Un projet de vie davantage que les chiffres

En plus de prendre en charge la fromagerie, Patrizia s’est lancé dans la transformation de la viande de chèvres et de chevreaux. Elle a suivi des formations à la découpe et à l’hygiène et s’est équipée de planches, matériels de découpe, hachoir et gants métalliques. En plus des 200 à 300 pots de rillettes assaisonnées à l’orange ou aux figues cette année, Patrizia fait sécher la viande à la façon des biltongs sud-africains. La viande séchée est mise sous-vide en petits paquets de 50 g vendus 5 euros. Patrizia propose aussi parfois des pâtisseries aux fromages et veut prochainement essayer les gressins aux olives et aux fromages.

Aujourd’hui, le couple gagne bon an mal an l’équivalent d’un Smic pour deux et ils ont demandé le RSA l’an dernier. Mais ils apprécient surtout leur qualité de vie, le fait d’être leur propre patron, de manger les produits de la ferme et du jardin, d’être tout le temps dehors, dans le silence, au contact des animaux, de la nature et du soleil.
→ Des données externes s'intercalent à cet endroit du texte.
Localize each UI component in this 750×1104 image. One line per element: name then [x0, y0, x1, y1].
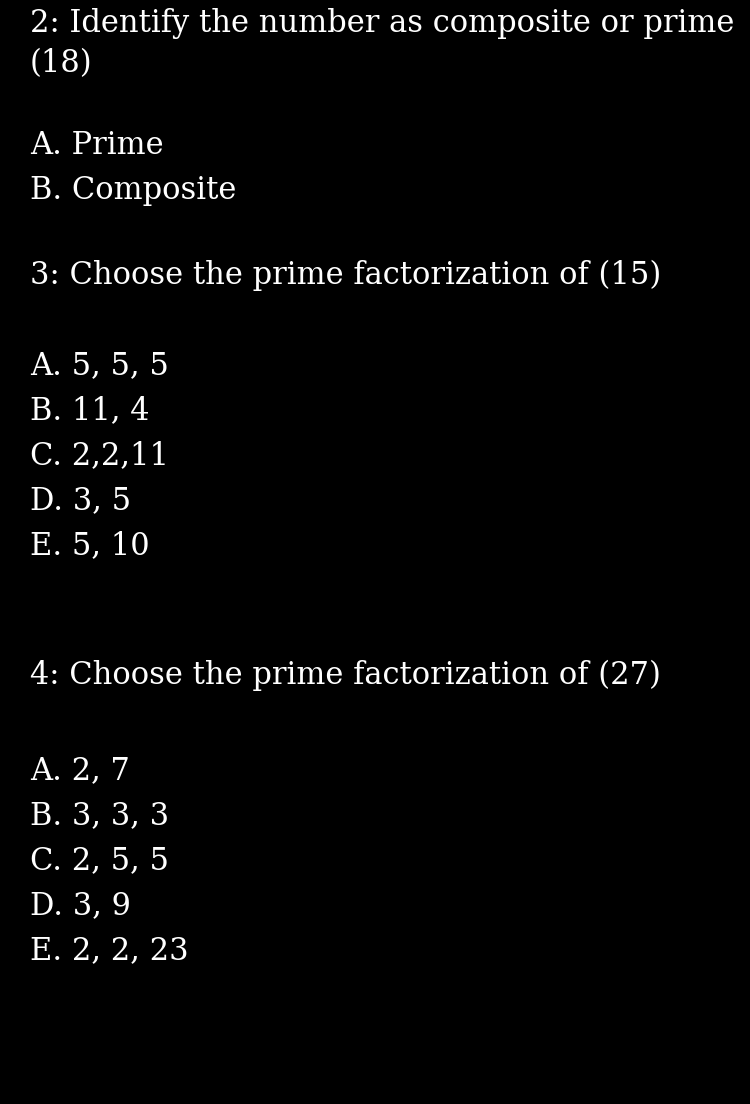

Pendant le confinement, Patrizia a appelé tout le village

La fermeture brutale du marché de Castellane au moment du confinement a poussé Patrizia à réagir prestement. « J’ai pris le bottin et j’ai appelé tous les villageois pour leur proposer des livraisons, explique l’éleveuse. Je connais mes clients de vue, parfois de nom, mais je ne savais pas comment les joindre ». En appelant les 1 500 habitants du village et aidée par le bouche-à-oreille, elle a retracé sa clientèle et a pu organiser des livraisons par hameau. « J’envoyais des messages avec les dates de passages, mes clients me répondaient et je préparais les commandes en notant le nom et le prix ». Les marchés ont aussi repris progressivement. « On a super bien bossé et nous n’avons même pas congelé de caillé cette année. Nous avons davantage laissé les cabris sous la mère même si, maintenant, nous manquons de fromages. Nous avons continué les livraisons jusqu’à début août. Mais aujourd’hui, on est épuisé. D’autant que je n’ai jamais vu autant de touristes que cet été sur les marchés ».